Saturday, 12 August 2017

Allowing dogs in courtrooms brings calm, concerns


After months of telling her story over and over to police officers and lawyers, it was finally time for the 12-year-old Bucks County girl to walk into the courtroom and testify against her rapist.

She was petrified.

While she waited to be called into court, the girl curled up on a chair and hugged her knees. Then Bud, a greyhound from Roxy Therapy Dogs, was brought to her side.

"She started petting Bud and you could just see the tension draining out of her face," said Sharon Fleck, executive director of the nonprofit that brings dogs to the Bucks County Justice Center and other locations. "I don't think she took her hands off him the entire time we were there."


Dogs are showing up in courthouses across the country, as prosecutors and victim advocates seek to harness their calming effect on witnesses and victims of all ages.

While some defendants have argued that trotting a canine through the courtroom plays on jurors' sympathies and gives the prosecution an unfair advantage, appellate courts have ruled in favor of allowing emotionally fragile witnesses to bring a dog to the stand with them.

"Dogs are miracle workers," said Bucks County Deputy District Attorney Kate Kohler, who prosecutes sex offenders in the office's special victims unit. "For a child who is scared about court, a dog is a kind of security blanket. It gives them courage to get up there."

Lehigh County has two dogs roaming the courthouse in Allentown — Ramona, a 2-year-old black Labrador who joined the Lehigh County district attorney's office last month as a comfort dog, and a yet-to-be-introduced explosives detection dog that belongs to the sheriff's office.

District Attorney Jim Martin believes Ramona, who will occupy a corner of victim-witness coordinator Kimberly Silvestri's office, will be particularly helpful to child-abuse victims.

"Children are often anxious and scared or withdrawn," Martin said. "Helping to reduce a child's anxiety, which we believe Ramona will do, will assist that child to relax and perhaps have better focus when called upon to testify."

Two other Pennsylvania district attorneys' offices — in Montgomery and Centre counties — employ comfort dogs, said Darlene Sullivan, executive director of Canine Partners for Life, the nonprofit that raised and trained Ramona.

Unlike a service dog that is trained in specific tasks to help a disabled person, comfort dogs or therapy dogs are trained to provide more passive emotional support to help someone cope with a situation. Nationwide, 141 dogs work in courthouses in 35 states, according to the Courthouse Dogs Foundation in Bellevue, Wash. Not all are on "staff," like Ramona. Some visit the courthouse for special programs.
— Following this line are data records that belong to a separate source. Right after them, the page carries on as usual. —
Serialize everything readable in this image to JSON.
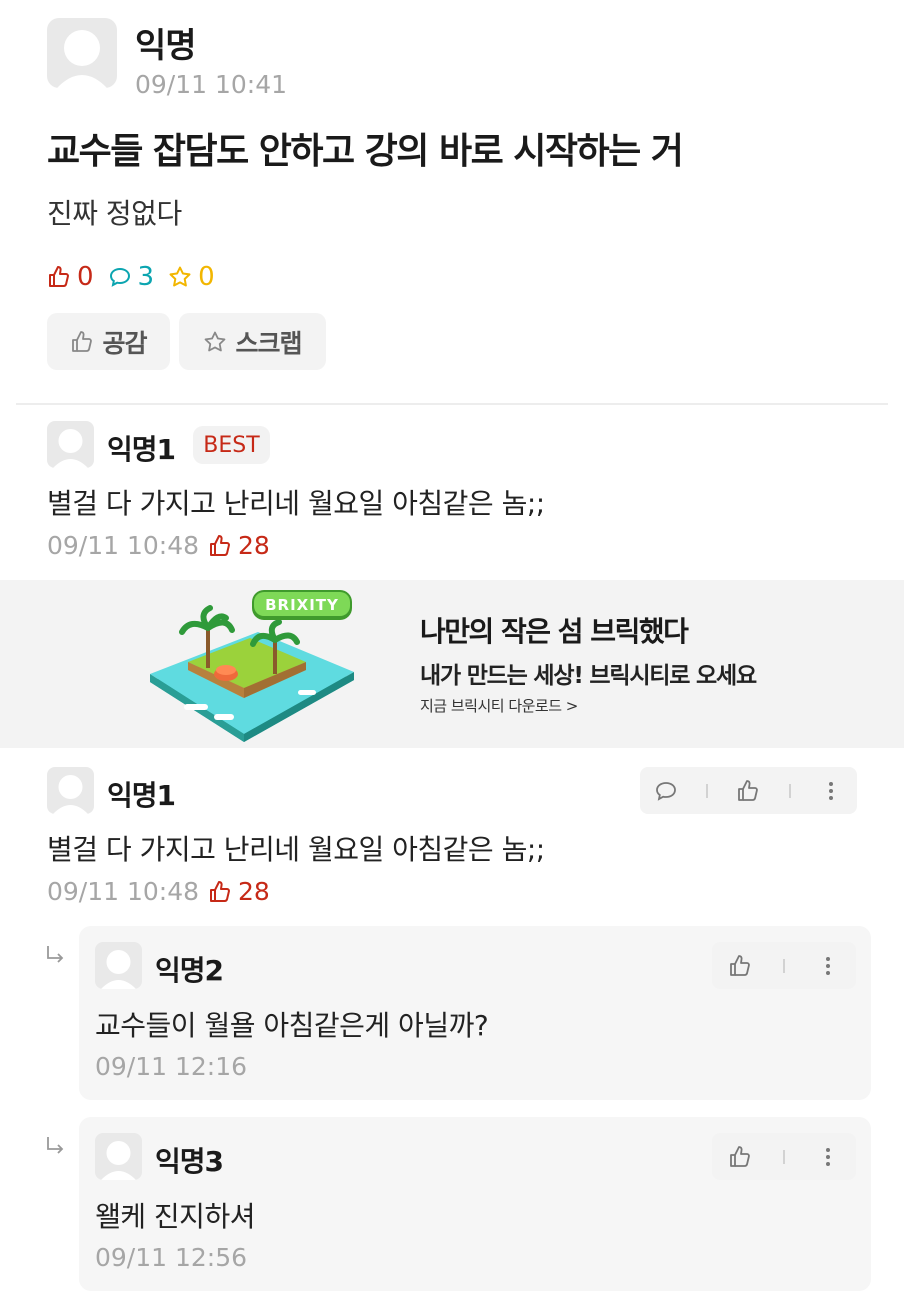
{
  "post": {
    "author": "익명",
    "time": "09/11 10:41",
    "title": "교수들 잡담도 안하고 강의 바로 시작하는 거",
    "body": "진짜 정없다",
    "stats": {
      "likes": "0",
      "comments": "3",
      "scraps": "0"
    },
    "buttons": {
      "sympathy": "공감",
      "scrap": "스크랩"
    }
  },
  "best_comment": {
    "author": "익명1",
    "badge": "BEST",
    "text": "별걸 다 가지고 난리네 월요일 아침같은 놈;;",
    "time": "09/11 10:48",
    "likes": "28"
  },
  "ad": {
    "logo": "BRIXITY",
    "title": "나만의 작은 섬 브릭했다",
    "subtitle": "내가 만드는 세상! 브릭시티로 오세요",
    "cta": "지금 브릭시티 다운로드 >"
  },
  "comments": [
    {
      "author": "익명1",
      "text": "별걸 다 가지고 난리네 월요일 아침같은 놈;;",
      "time": "09/11 10:48",
      "likes": "28",
      "replies": [
        {
          "author": "익명2",
          "text": "교수들이 월욜 아침같은게 아닐까?",
          "time": "09/11 12:16"
        },
        {
          "author": "익명3",
          "text": "왤케 진지하셔",
          "time": "09/11 12:56"
        }
      ]
    }
  ],
  "colors": {
    "like": "#c62917",
    "comment": "#0ca5b0",
    "scrap": "#f2b600",
    "meta": "#a6a6a6"
  },
  "icons": [
    "thumbs-up-icon",
    "speech-bubble-icon",
    "star-icon",
    "more-vertical-icon",
    "reply-arrow-icon",
    "avatar-icon"
  ]
}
Precautions are taken to protect young victims' privacy as they interact with the dogs. And dog handlers typically are given just enough information about the children and their cases to prepare them for what they might hear.
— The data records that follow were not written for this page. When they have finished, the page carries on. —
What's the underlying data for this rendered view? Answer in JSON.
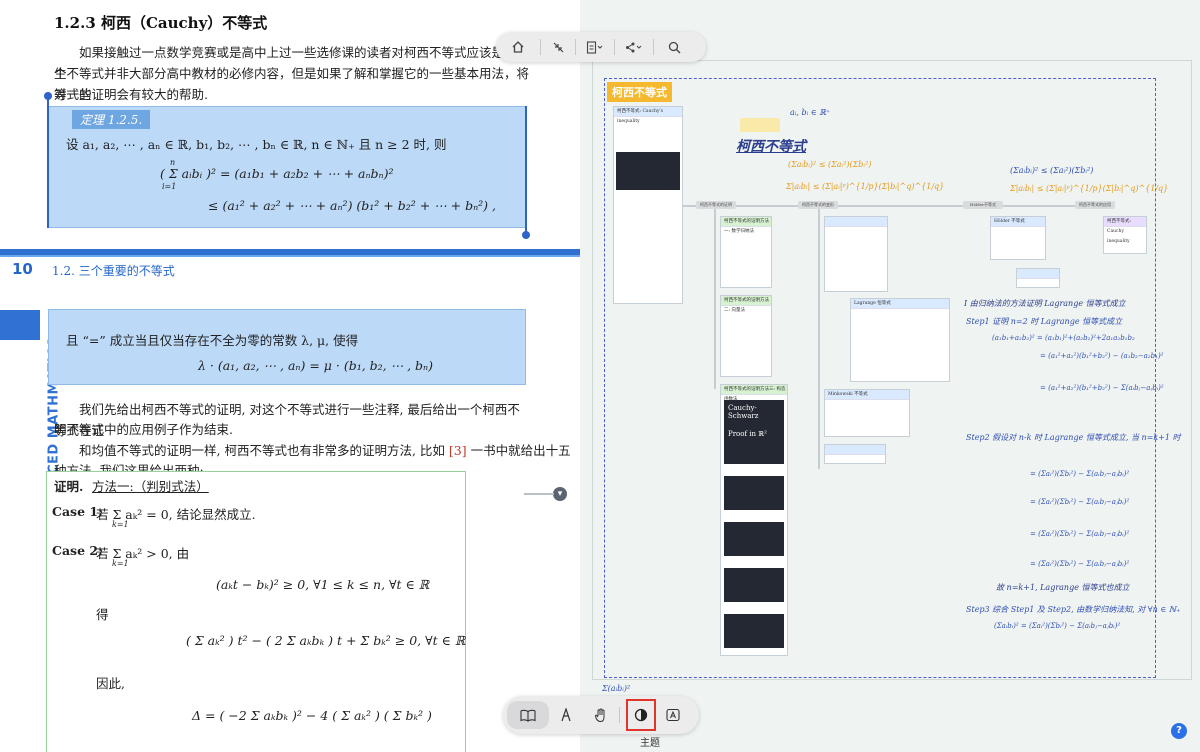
{
  "pdf": {
    "section_heading": "1.2.3   柯西（Cauchy）不等式",
    "intro_paragraph": "如果接触过一点数学竞赛或是高中上过一些选修课的读者对柯西不等式应该是不陌生的，这个不等式并非大部分高中教材的必修内容，但是如果了解和掌握它的一些基本用法，将对一些不等式的证明会有较大的帮助.",
    "intro_line1": "如果接触过一点数学竞赛或是高中上过一些选修课的读者对柯西不等式应该是不陌生",
    "intro_line2": "个不等式并非大部分高中教材的必修内容，但是如果了解和掌握它的一些基本用法，将对一些",
    "intro_line3": "等式的证明会有较大的帮助.",
    "theorem_label": "定理 1.2.5.",
    "theorem_statement": "设 a₁, a₂, ⋯ , aₙ ∈ ℝ, b₁, b₂, ⋯ , bₙ ∈ ℝ, n ∈ ℕ₊ 且 n ≥ 2 时, 则",
    "theorem_formula1": "( Σ aᵢbᵢ )² = (a₁b₁ + a₂b₂ + ⋯ + aₙbₙ)²",
    "theorem_formula2": "≤ (a₁² + a₂² + ⋯ + aₙ²) (b₁² + b₂² + ⋯ + bₙ²) ,",
    "sum_top": "n",
    "sum_bottom": "i=1",
    "page_number": "10",
    "running_head": "1.2.  三个重要的不等式",
    "side_banner": "ADVANCED MATHMATICS",
    "equality_condition": "且 “=” 成立当且仅当存在不全为零的常数 λ, μ, 使得",
    "equality_formula": "λ · (a₁, a₂, ⋯ , aₙ) = μ · (b₁, b₂, ⋯ , bₙ)",
    "body_para1_line1": "我们先给出柯西不等式的证明, 对这个不等式进行一些注释, 最后给出一个柯西不等式在证",
    "body_para1_line2": "明不等式中的应用例子作为结束.",
    "body_para2_line1": "和均值不等式的证明一样, 柯西不等式也有非常多的证明方法, 比如",
    "citation": "[3]",
    "body_para2_line1_tail": "一书中就给出十五",
    "body_para2_line2": "种方法, 我们这里给出两种:",
    "proof_label": "证明.",
    "proof_method": "方法一:（判别式法）",
    "case1_label": "Case 1:",
    "case1_text": "若 Σ aₖ² = 0, 结论显然成立.",
    "case2_label": "Case 2:",
    "case2_text": "若 Σ aₖ² > 0, 由",
    "k_bottom": "k=1",
    "case2_formula": "(aₖt − bₖ)² ≥ 0,    ∀1 ≤ k ≤ n,    ∀t ∈ ℝ",
    "de": "得",
    "quadratic": "( Σ aₖ² ) t² − ( 2 Σ aₖbₖ ) t + Σ bₖ² ≥ 0,    ∀t ∈ ℝ",
    "yinci": "因此,",
    "delta_formula": "Δ = ( −2 Σ aₖbₖ )² − 4 ( Σ aₖ² ) ( Σ bₖ² )"
  },
  "canvas": {
    "frame_title": "柯西不等式",
    "card_title_1": "柯西不等式: Cauchy's inequality",
    "root_note": "柯西不等式",
    "nodes": [
      "柯西不等式的证明",
      "柯西不等式的变形",
      "Hölder不等式",
      "柯西不等式的应用"
    ],
    "cards": [
      {
        "title": "柯西不等式的证明方法一: 数学归纳法"
      },
      {
        "title": "柯西不等式的证明方法二: 向量法"
      },
      {
        "title": "柯西不等式的证明方法三: 构造函数法"
      },
      {
        "title": "Lagrange 恒等式"
      },
      {
        "title": "Minkowski 不等式"
      },
      {
        "title": "Hölder 不等式"
      },
      {
        "title": "柯西不等式: Cauchy inequality"
      }
    ],
    "handwriting": {
      "h_title": "柯西不等式",
      "step1": "Step1  证明 n=2 时 Lagrange 恒等式成立",
      "step2": "Step2  假设对 n-k 时 Lagrange 恒等式成立, 当 n=k+1 时",
      "step3": "Step3  综合 Step1 及 Step2, 由数学归纳法知, 对 ∀n ∈ ℕ₊",
      "induction_intro": "Ⅰ 由归纳法的方法证明 Lagrange 恒等式成立",
      "conclusion": "故 n=k+1, Lagrange 恒等式也成立"
    },
    "video_caption": "Cauchy-Schwarz",
    "video_caption2": "Proof in ℝ²",
    "left_footer_sum": "Σ(aᵢbᵢ)²"
  },
  "top_toolbar": {
    "icons": [
      "home-icon",
      "collapse-arrows-icon",
      "document-icon",
      "share-icon",
      "search-icon"
    ]
  },
  "bottom_toolbar": {
    "icons": [
      "book-icon",
      "pen-icon",
      "hand-icon",
      "theme-icon",
      "text-recognition-icon"
    ],
    "tooltip": "主题",
    "active": "theme-icon"
  },
  "help_label": "?"
}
Easing children's anxiety is important, Kohler said, because a complicated court case can move slowly, forcing a child to wait for hours or even days to take the stand.
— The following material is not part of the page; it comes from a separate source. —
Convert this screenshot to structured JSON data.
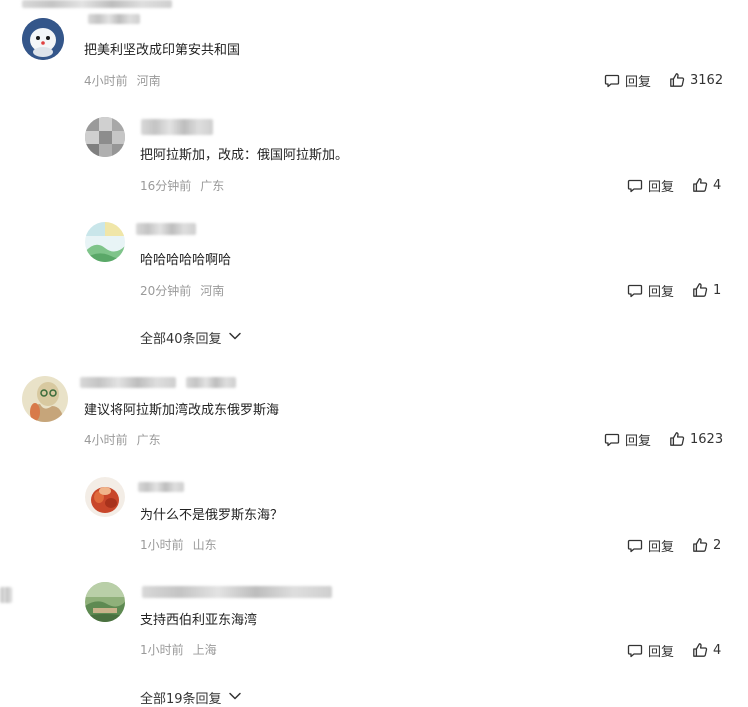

In the case of the 12-year-old Bucks girl, her rapist pleaded guilty after several hours of tense pretrial negotiations, and the child didn't have to testify.

Not only do dogs help children relax in a courthouse, they also ease the anxiety of victims and their relatives, lawyers and even police officers.

"As soon as the dog gets there, everyone starts smiling and petting the dog," said Kendel Beck, with Network Of Victim Assistance, a Bucks organization that's a partner in the comfort dog program. "I know they always make me feel better."

Some studies back up advocates' claims. A 2014 study published in the Proceedings of the National Academy of Sciences showed that petting and looking into the eyes of a dog caused human test subjects to release the chemical oxytocin, which can slow heart rate and breathing, quiet blood pressure and inhibit the production of stress hormones.